• C.M Munoz

Ecrire à l'enfant que j'étais

Chère petite,


Je me souviens de ces années d’insouciance où s’égaraient les rires et les cris, de ces sourires craquants aux charmes inspirants.

Tu jouais avec le temps, défiant chaque seconde et l’écrasant de ta folle envie de vivre.

Ton imagination était débordante. Je te vois, petite, créer ta sœur de papier pour mieux t’amuser.


Je me souviens de ces années plus sombres qui t’ont assombrie et qui ont remplacé les rires par les pleurs terribles de ton cœur. Silencieuse tu étais devenue, personne pouvait te sauver de tes tourments sauf toi. Quelle force tu avais lorsque je t’ai vue briser les chaînes pour laisser parler l’amour en toi ! Ces heures obscures ont été rudes mais faites pour te guider vers de plus grandes beautés.
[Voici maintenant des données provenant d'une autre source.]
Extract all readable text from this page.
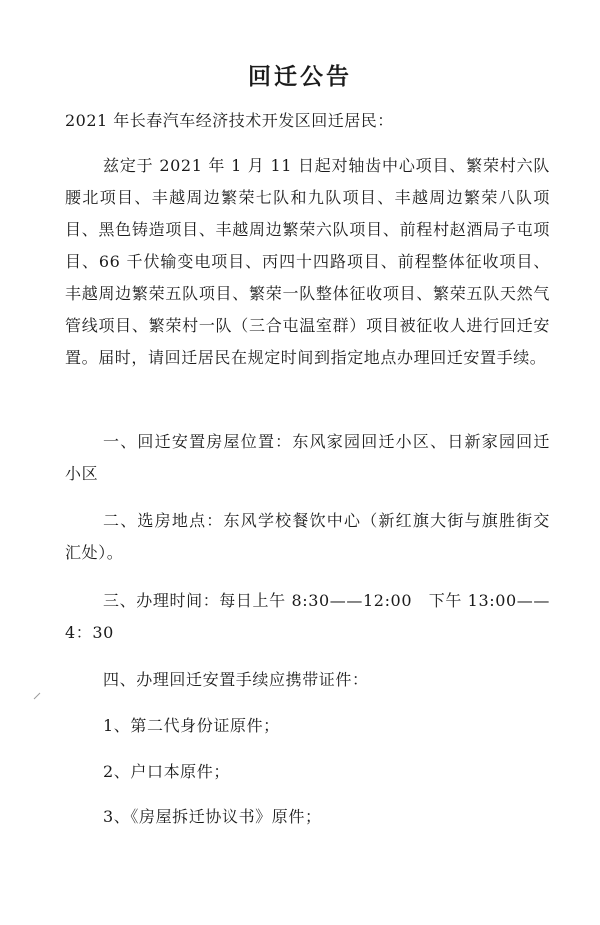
回迁公告
2021 年长春汽车经济技术开发区回迁居民：
兹定于 2021 年 1 月 11 日起对轴齿中心项目、繁荣村六队腰北项目、丰越周边繁荣七队和九队项目、丰越周边繁荣八队项目、黑色铸造项目、丰越周边繁荣六队项目、前程村赵酒局子屯项目、66 千伏输变电项目、丙四十四路项目、前程整体征收项目、丰越周边繁荣五队项目、繁荣一队整体征收项目、繁荣五队天然气管线项目、繁荣村一队（三合屯温室群）项目被征收人进行回迁安置。届时，请回迁居民在规定时间到指定地点办理回迁安置手续。
一、回迁安置房屋位置：东风家园回迁小区、日新家园回迁小区
二、选房地点：东风学校餐饮中心（新红旗大街与旗胜街交汇处）。
三、办理时间：每日上午 8:30——12:00　下午 13:00——4：30
四、办理回迁安置手续应携带证件：
1、第二代身份证原件；
2、户口本原件；
3、《房屋拆迁协议书》原件；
Je me souviens de cette jeune femme que tu as commencé à devenir, fréquentant la passion, vivant intensément au point que les minutes étaient manquantes. Tes pensées ont commencé à regarder le passé, à te dire que jamais plus tu ne pourras de nouveau y accéder.


Mais ce que je sais, ma douce, c’est que ton âme incroyablement innocente et passionnée ne t’a jamais réellement quittée. Tu flottes à travers les ans en déferlant autour toi des tas de paillettes, faisant raisonner la sagesse et répétant sans cesse autour de toi qu’il ne faut jamais oublier que tout le monde a été un enfant. Mais qu’au fond, tu es et resteras l’enfant que tu as toujours été, vivant les instants pour le présent, hurlant le bonheur aux oreilles des autres et aimant la vie tout simplement.


En fait, tu n’as jamais disparue, petite. Tu es toujours là, sous mon enveloppe charnelle. Tu es celle qui m’incarne, me guide, effectue mes gestes. Tu me fais vivre comme je dois le faire.


À nous,

La vingt-et-unième version de toi-même.